Le Programme alimentaire mondial (PAM) intensifie son aide aux millions de personnes affectées par les violences persistantes dans l’est de la RDC. Le regain des combats dans la province du Sud-Kivu a provoqué des déplacements massifs de populations et une dégradation alarmante de la sécurité alimentaire. Selon l’agence onusienne, 2,8 millions de personnes y sont déjà confrontées à une insécurité alimentaire aiguë, dont près d’un million en situation d’urgence.
Malgré le prépositionnement de stocks alimentaires dans certaines zones, le PAM avertit que, sans ressources financières immédiates, ses opérations pourraient être contraintes de s’interrompre. L’agence estime que le nombre de personnes touchées pourrait être multiplié par sept d’ici janvier 2026. « Cette crise alimentaire risque de s’aggraver si des mesures urgentes ne sont pas prises », a déclaré Cynthia Jones, représentante du PAM en RDC.

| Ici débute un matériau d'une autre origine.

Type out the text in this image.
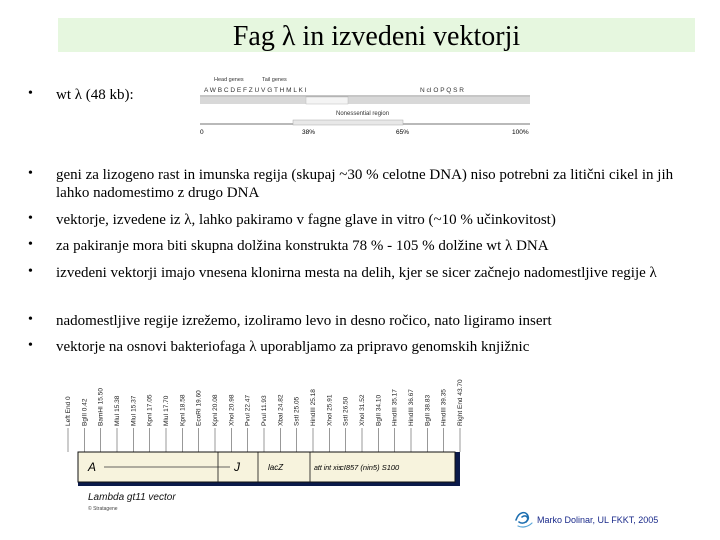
Fag λ in izvedeni vektorji
• wt λ (48 kb):
• geni za lizogeno rast in imunska regija (skupaj ~30 % celotne DNA) niso potrebni za litični cikel in jih lahko nadomestimo z drugo DNA
• vektorje, izvedene iz λ, lahko pakiramo v fagne glave in vitro (~10 % učinkovitost)
• za pakiranje mora biti skupna dolžina konstrukta 78 % - 105 % dolžine wt λ DNA
• izvedeni vektorji imajo vnesena klonirna mesta na delih, kjer se sicer začnejo nadomestljive regije λ
• nadomestljive regije izrežemo, izoliramo levo in desno ročico, nato ligiramo insert
• vektorje na osnovi bakteriofaga λ uporabljamo za pripravo genomskih knjižnic
Head genes	Tail genes
A W B C D E F Z U V G T H M L K I	N cI O P Q S R
Nonessential region
0	38%	65%	100%
Left End 0 BglII 0.42 BamHI 15.50 MluI 15.38 MluI 15.37 KpnI 17.05 MluI 17.70 KpnI 18.58 EcoRI 19.60 KpnI 20.08 XhoI 20.98 PvuI 22.47 PvuI 11.93 XbaI 24.82 SstI 25.05 HindIII 25.18 XhoI 25.91 SstI 26.50 XhoI 31.52 BglII 34.10 HindIII 35.17 HindIII 36.67 BglII 38.83 HindIII 39.35 Right End 43.70
A	J	lacZ	att int xis
cI857 (nin5) S100
Lambda gt11 vector
© Stratagene
Marko Dolinar, UL FKKT, 2005
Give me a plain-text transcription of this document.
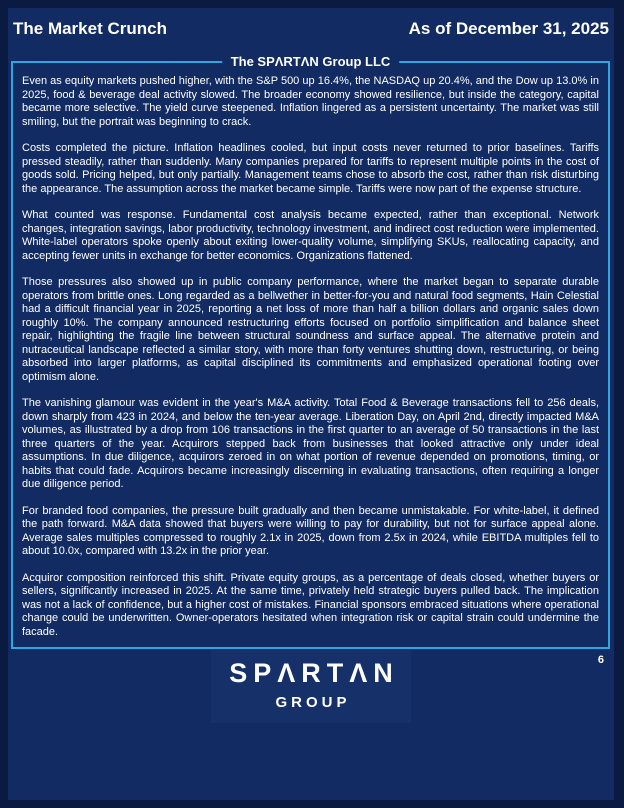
The Market Crunch	As of December 31, 2025
The SPΛRTΛN Group LLC

Even as equity markets pushed higher, with the S&P 500 up 16.4%, the NASDAQ up 20.4%, and the Dow up 13.0% in 2025, food & beverage deal activity slowed. The broader economy showed resilience, but inside the category, capital became more selective. The yield curve steepened. Inflation lingered as a persistent uncertainty. The market was still smiling, but the portrait was beginning to crack.

Costs completed the picture. Inflation headlines cooled, but input costs never returned to prior baselines. Tariffs pressed steadily, rather than suddenly. Many companies prepared for tariffs to represent multiple points in the cost of goods sold. Pricing helped, but only partially. Management teams chose to absorb the cost, rather than risk disturbing the appearance. The assumption across the market became simple. Tariffs were now part of the expense structure.

What counted was response. Fundamental cost analysis became expected, rather than exceptional. Network changes, integration savings, labor productivity, technology investment, and indirect cost reduction were implemented. White-label operators spoke openly about exiting lower-quality volume, simplifying SKUs, reallocating capacity, and accepting fewer units in exchange for better economics. Organizations flattened.

Those pressures also showed up in public company performance, where the market began to separate durable operators from brittle ones. Long regarded as a bellwether in better-for-you and natural food segments, Hain Celestial had a difficult financial year in 2025, reporting a net loss of more than half a billion dollars and organic sales down roughly 10%. The company announced restructuring efforts focused on portfolio simplification and balance sheet repair, highlighting the fragile line between structural soundness and surface appeal. The alternative protein and nutraceutical landscape reflected a similar story, with more than forty ventures shutting down, restructuring, or being absorbed into larger platforms, as capital disciplined its commitments and emphasized operational footing over optimism alone.

The vanishing glamour was evident in the year's M&A activity. Total Food & Beverage transactions fell to 256 deals, down sharply from 423 in 2024, and below the ten-year average. Liberation Day, on April 2nd, directly impacted M&A volumes, as illustrated by a drop from 106 transactions in the first quarter to an average of 50 transactions in the last three quarters of the year. Acquirors stepped back from businesses that looked attractive only under ideal assumptions. In due diligence, acquirors zeroed in on what portion of revenue depended on promotions, timing, or habits that could fade. Acquirors became increasingly discerning in evaluating transactions, often requiring a longer due diligence period.

For branded food companies, the pressure built gradually and then became unmistakable. For white-label, it defined the path forward. M&A data showed that buyers were willing to pay for durability, but not for surface appeal alone. Average sales multiples compressed to roughly 2.1x in 2025, down from 2.5x in 2024, while EBITDA multiples fell to about 10.0x, compared with 13.2x in the prior year.

Acquiror composition reinforced this shift. Private equity groups, as a percentage of deals closed, whether buyers or sellers, significantly increased in 2025. At the same time, privately held strategic buyers pulled back. The implication was not a lack of confidence, but a higher cost of mistakes. Financial sponsors embraced situations where operational change could be underwritten. Owner-operators hesitated when integration risk or capital strain could undermine the facade.

6
SPΛRTΛN
GROUP
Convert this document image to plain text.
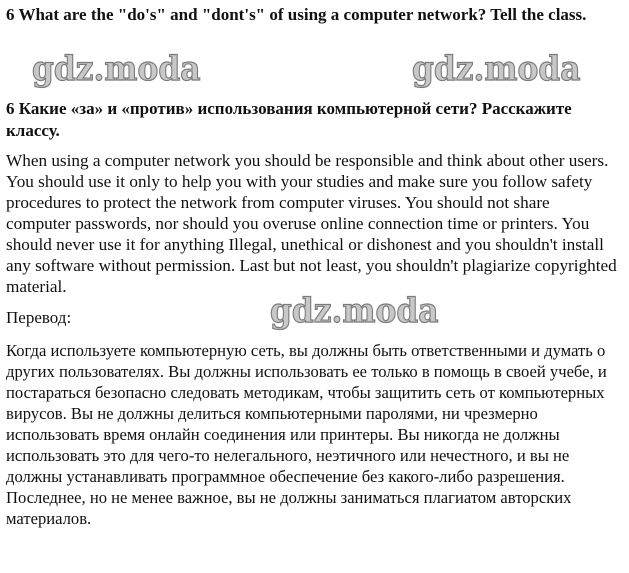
6 What are the "do's" and "dont's" of using a computer network? Tell the class.
6 Какие «за» и «против» использования компьютерной сети? Расскажите классу.
When using a computer network you should be responsible and think about other users. You should use it only to help you with your studies and make sure you follow safety procedures to protect the network from computer viruses. You should not share computer passwords, nor should you overuse online connection time or printers. You should never use it for anything Illegal, unethical or dishonest and you shouldn't install any software without permission. Last but not least, you shouldn't plagiarize copyrighted material.
Перевод:
Когда используете компьютерную сеть, вы должны быть ответственными и думать о других пользователях. Вы должны использовать ее только в помощь в своей учебе, и постараться безопасно следовать методикам, чтобы защитить сеть от компьютерных вирусов. Вы не должны делиться компьютерными паролями, ни чрезмерно использовать время онлайн соединения или принтеры. Вы никогда не должны использовать это для чего-то нелегального, неэтичного или нечестного, и вы не должны устанавливать программное обеспечение без какого-либо разрешения. Последнее, но не менее важное, вы не должны заниматься плагиатом авторских материалов.
gdz.moda	gdz.moda
gdz.moda
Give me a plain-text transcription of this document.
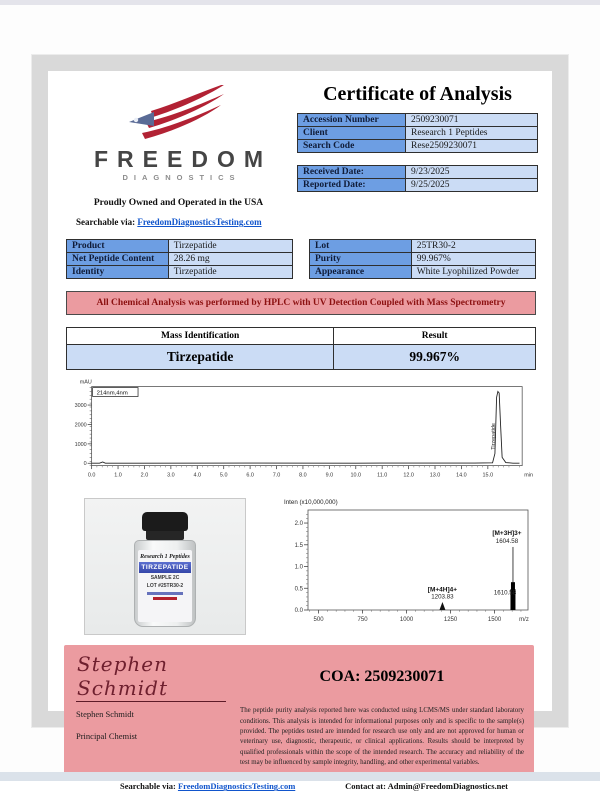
FREEDOM
DIAGNOSTICS
Proudly Owned and Operated in the USA
Searchable via: FreedomDiagnosticsTesting.com
Certificate of Analysis
Accession Number	2509230071
Client	Research 1 Peptides
Search Code	Rese2509230071
Received Date:	9/23/2025
Reported Date:	9/25/2025
Product	Tirzepatide
Net Peptide Content	28.26 mg
Identity	Tirzepatide
Lot	25TR30-2
Purity	99.967%
Appearance	White Lyophilized Powder
All Chemical Analysis was performed by HPLC with UV Detection Coupled with Mass Spectrometry
Mass Identification	Result
Tirzepatide	99.967%
0
1000
2000
3000
0.0	1.0	2.0	3.0	4.0	5.0	6.0	7.0	8.0	9.0	10.0	11.0	12.0	13.0	14.0	15.0	min
mAU
214nm,4nm
Tirzepatide
Research 1 Peptides
TIRZEPATIDE
SAMPLE 2C
LOT #25TR30-2
Inten (x10,000,000)
0.0
0.5
1.0
1.5
2.0
500	750	1000	1250	1500	m/z
[M+4H]4+
1203.83
[M+3H]3+
1604.58
1610.58
Stephen Schmidt	COA: 2509230071
Stephen Schmidt
Principal Chemist
The peptide purity analysis reported here was conducted using LCMS/MS under standard laboratory conditions. This analysis is intended for informational purposes only and is specific to the sample(s) provided. The peptides tested are intended for research use only and are not approved for human or veterinary use, diagnostic, therapeutic, or clinical applications. Results should be interpreted by qualified professionals within the scope of the intended research. The accuracy and reliability of the test may be influenced by sample integrity, handling, and other experimental variables.
Searchable via: FreedomDiagnosticsTesting.com	Contact at: Admin@FreedomDiagnostics.net
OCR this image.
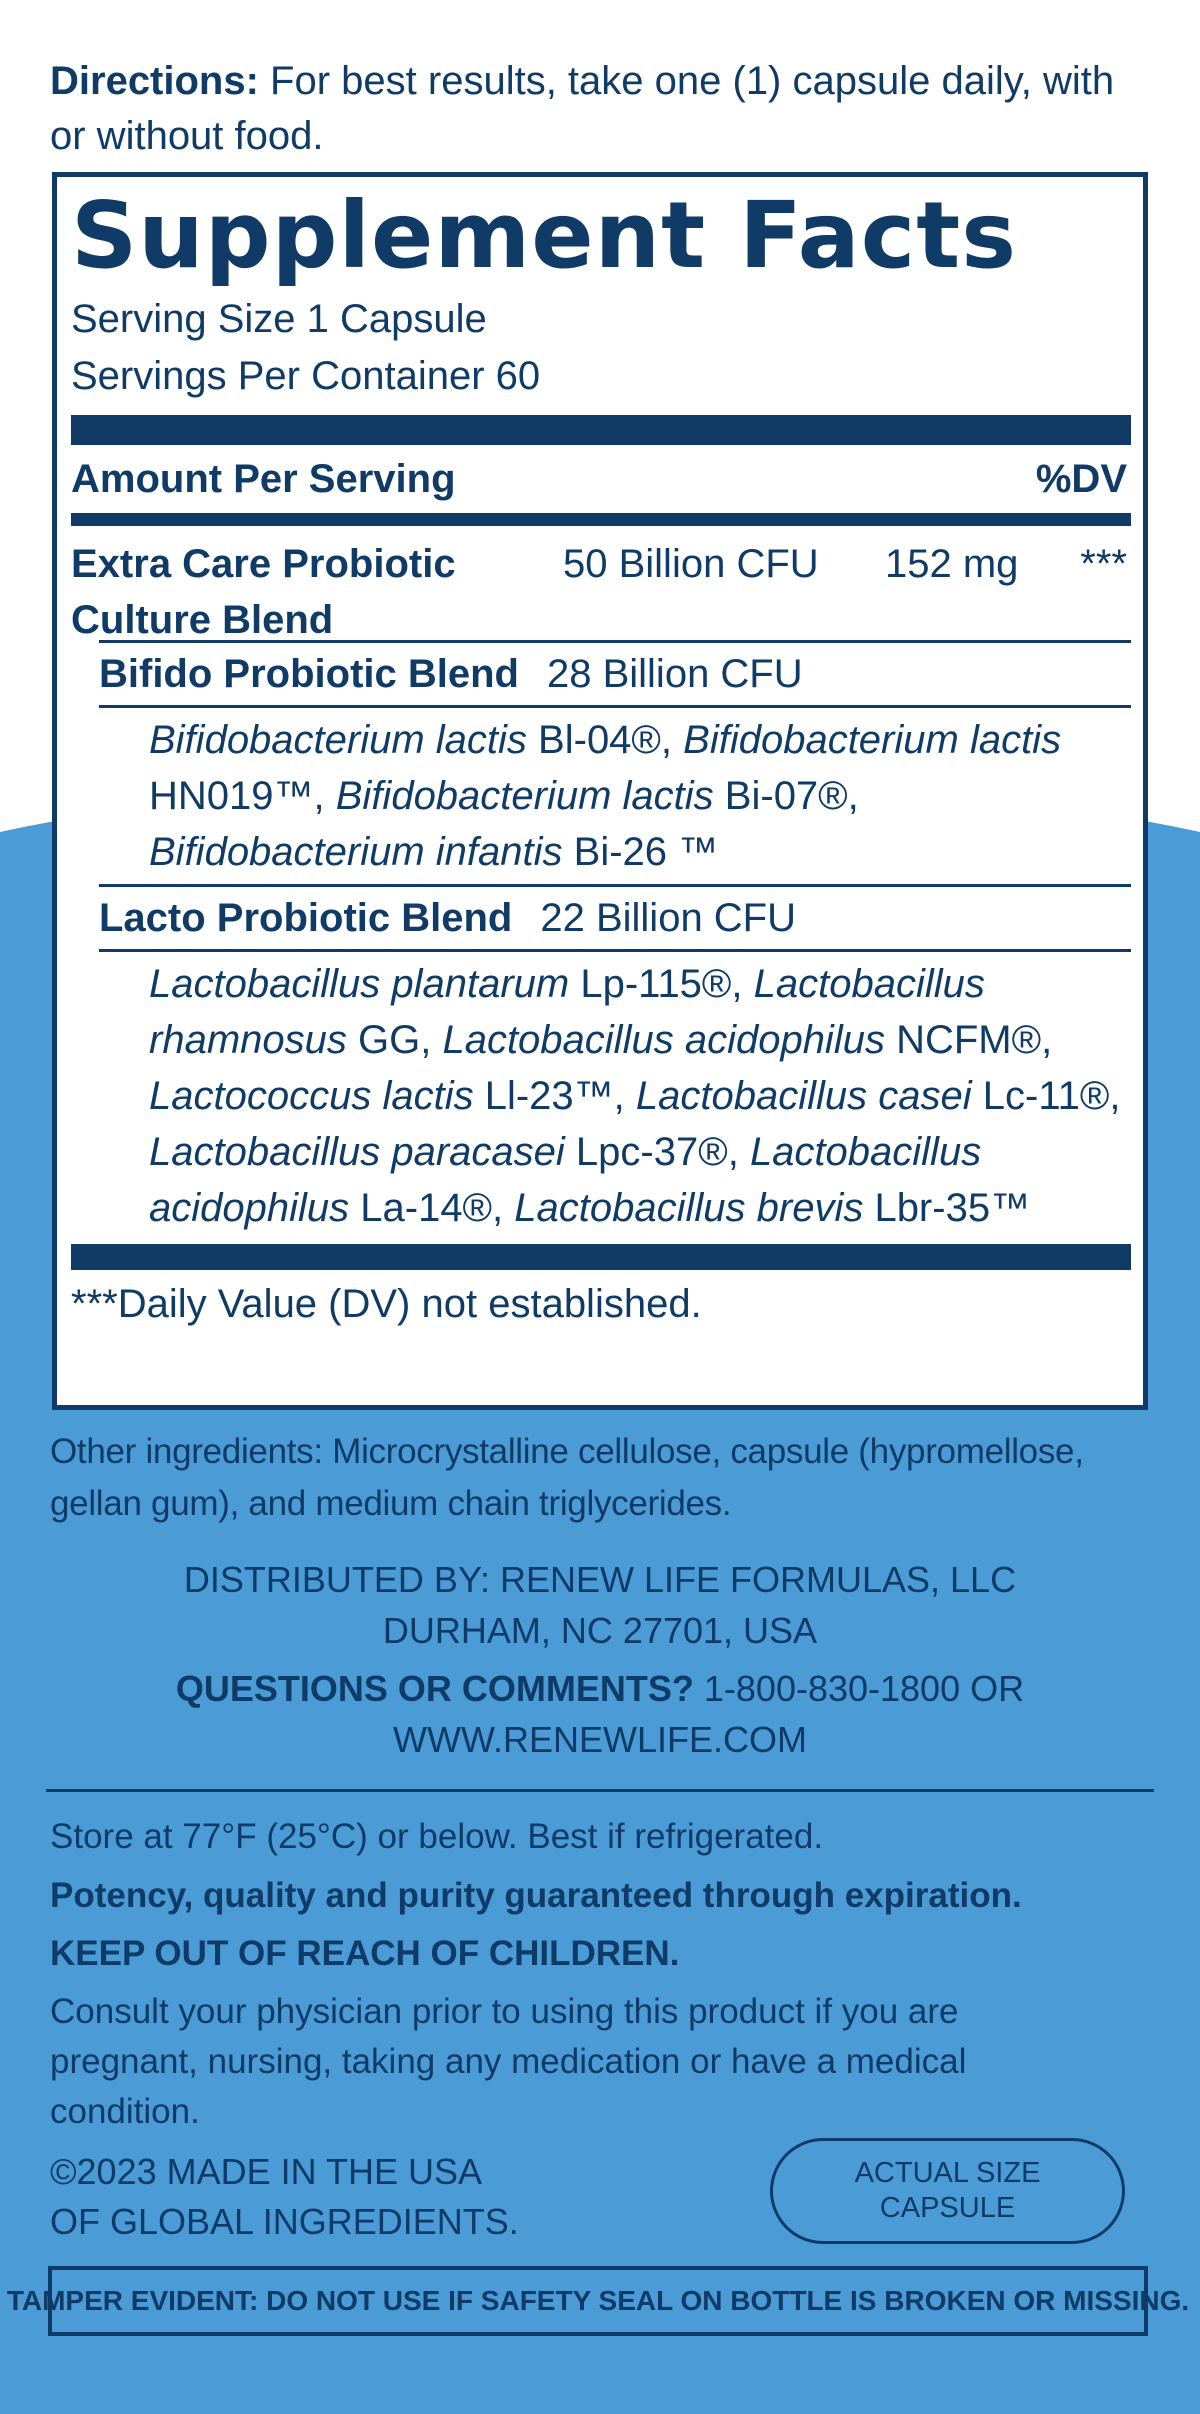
Directions: For best results, take one (1) capsule daily, with or without food.
Supplement Facts
Serving Size 1 Capsule
Servings Per Container 60
Amount Per Serving	%DV
Extra Care Probiotic Culture Blend
50 Billion CFU 152 mg ***
Bifido Probiotic Blend 28 Billion CFU
Bifidobacterium lactis Bl-04®, Bifidobacterium lactis HN019™, Bifidobacterium lactis Bi-07®, Bifidobacterium infantis Bi-26 ™
Lacto Probiotic Blend 22 Billion CFU
Lactobacillus plantarum Lp-115®, Lactobacillus rhamnosus GG, Lactobacillus acidophilus NCFM®, Lactococcus lactis Ll-23™, Lactobacillus casei Lc-11®, Lactobacillus paracasei Lpc-37®, Lactobacillus acidophilus La-14®, Lactobacillus brevis Lbr-35™
***Daily Value (DV) not established.
Other ingredients: Microcrystalline cellulose, capsule (hypromellose, gellan gum), and medium chain triglycerides.
DISTRIBUTED BY: RENEW LIFE FORMULAS, LLC
DURHAM, NC 27701, USA
QUESTIONS OR COMMENTS? 1-800-830-1800 OR
WWW.RENEWLIFE.COM
Store at 77°F (25°C) or below. Best if refrigerated.
Potency, quality and purity guaranteed through expiration.
KEEP OUT OF REACH OF CHILDREN.
Consult your physician prior to using this product if you are pregnant, nursing, taking any medication or have a medical condition.
©2023 MADE IN THE USA
OF GLOBAL INGREDIENTS.
ACTUAL SIZE
CAPSULE
TAMPER EVIDENT: DO NOT USE IF SAFETY SEAL ON BOTTLE IS BROKEN OR MISSING.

Depuis la reprise de l’offensive du groupe armé M23 dans le Nord et le Sud-Kivu, les combats ont fait de nombreuses victimes civiles et provoqué un exode massif. Près de 500 000 personnes ont été nouvellement déplacées depuis le 1er décembre, s’ajoutant aux 1,2 million déjà recensées dans la province. Les services essentiels sont fortement perturbés, avec des centres de santé pillés, des écoles fermées et plus de 391 000 enfants déscolarisés. Dans un contexte de sous-financement chronique, le PAM avertit que l’aide alimentaire en RDC et dans les pays voisins est gravement menacée.